A pendulum clock shows correct time at 20°C at a place where g = 9.800 m s^–2. The pendulum consists of a light steel rod connected to a heavy ball. It is taken to a different place where g = 9.788 m s^–1. At what temperature will the clock show correct time? Coefficient of linear expansion of steel = 12 × 10^–6 °C^–1.

Answer 1

Given:
The temperature at which the pendulum shows the correct time, T₁ = 20 °C
Coefficient of linear expansion of steel, $\alpha$ = 12 × 10^–6 °C^–1
Let T₂ be the temperature at which the value of g is 9.788 ms^–2 and $\Delta$T be the change in temperature.

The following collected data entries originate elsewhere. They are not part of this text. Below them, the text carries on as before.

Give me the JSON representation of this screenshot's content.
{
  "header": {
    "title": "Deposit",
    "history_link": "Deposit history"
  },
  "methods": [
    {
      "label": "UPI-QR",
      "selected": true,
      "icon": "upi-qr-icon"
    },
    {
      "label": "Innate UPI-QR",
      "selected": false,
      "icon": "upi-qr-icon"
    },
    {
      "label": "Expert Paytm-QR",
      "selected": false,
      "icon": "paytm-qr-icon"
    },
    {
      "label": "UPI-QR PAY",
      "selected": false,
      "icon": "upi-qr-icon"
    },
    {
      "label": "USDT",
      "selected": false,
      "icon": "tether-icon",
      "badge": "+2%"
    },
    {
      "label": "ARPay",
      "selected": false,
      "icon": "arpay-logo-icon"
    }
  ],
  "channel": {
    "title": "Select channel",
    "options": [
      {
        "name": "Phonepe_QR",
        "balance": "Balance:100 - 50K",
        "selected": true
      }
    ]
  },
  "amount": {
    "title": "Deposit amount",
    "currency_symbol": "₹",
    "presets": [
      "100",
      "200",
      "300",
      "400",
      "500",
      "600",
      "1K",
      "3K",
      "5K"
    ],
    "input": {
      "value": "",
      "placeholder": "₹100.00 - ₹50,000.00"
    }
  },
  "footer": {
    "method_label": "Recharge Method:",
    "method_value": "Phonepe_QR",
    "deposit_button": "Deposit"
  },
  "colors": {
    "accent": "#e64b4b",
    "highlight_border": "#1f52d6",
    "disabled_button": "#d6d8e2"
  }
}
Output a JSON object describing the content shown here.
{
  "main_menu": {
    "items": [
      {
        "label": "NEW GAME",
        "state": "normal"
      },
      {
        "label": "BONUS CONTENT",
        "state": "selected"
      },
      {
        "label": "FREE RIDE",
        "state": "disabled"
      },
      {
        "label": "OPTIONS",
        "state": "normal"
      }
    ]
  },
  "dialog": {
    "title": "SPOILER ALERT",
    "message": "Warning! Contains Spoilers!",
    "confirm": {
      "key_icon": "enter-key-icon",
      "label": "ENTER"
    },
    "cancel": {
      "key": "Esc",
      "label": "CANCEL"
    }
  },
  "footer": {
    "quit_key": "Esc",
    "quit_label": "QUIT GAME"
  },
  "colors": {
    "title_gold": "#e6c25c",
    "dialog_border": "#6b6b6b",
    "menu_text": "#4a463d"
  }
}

^​So, the time periods of pendulum at different values of g will be t₁ and t₂ , such that
$$\begin{gathered} t_1=2\mathrm{\pi }\sqrt{\frac{l_{\mathit{1}}}{g_1}} \\ {t}_2=2\mathrm{\pi }\sqrt{\frac{l_2}{g_2}} \\ =\frac{2\mathrm{\pi }\sqrt{l_1\left(1+\alpha \Delta T\right)}}{\sqrt{g_2}}\left(\because l_2=l_1\left(1+\alpha ∆T\right)\right) \\ \mathrm{Given},t_1=t_2 \\ \Rightarrow \frac{2\pi \sqrt{l_1}}{\sqrt{g_1}}=\frac{2\pi \sqrt{l_1\left(1+\alpha ∆T\right)}}{\sqrt{g_2}} \\ \Rightarrow \sqrt{\left(\frac{l_1}{g_1}\right)}=\frac{\sqrt{l_1\left(1+\alpha ∆T\right)}}{\sqrt{g_2}} \\ \Rightarrow \frac{1}{9.8}=\frac{1+12\times {10}^{-6}\times ∆T}{9.788} \\ \Rightarrow \frac{9.788}{9.8}=1+12\times {10}^{-6}\times ∆T \\ \Rightarrow \frac{9.788}{9.8}-1=12\times {10}^{-6}\times ∆T \\ \Rightarrow ∆T=\frac{-0.00122}{12\times {10}^{-6}} \\ \Rightarrow T_2-20=-102.4 \\ \Rightarrow T_2=-102.4+20 \\ =-82.4 \\ \Rightarrow T_2\approx -82°\mathrm{C} \end{gathered}$$
Therefore, for a pendulum clock to give correct time, the temperature at which the value of g is 9.788 ms^–2 should be $-$ 82 ^oC.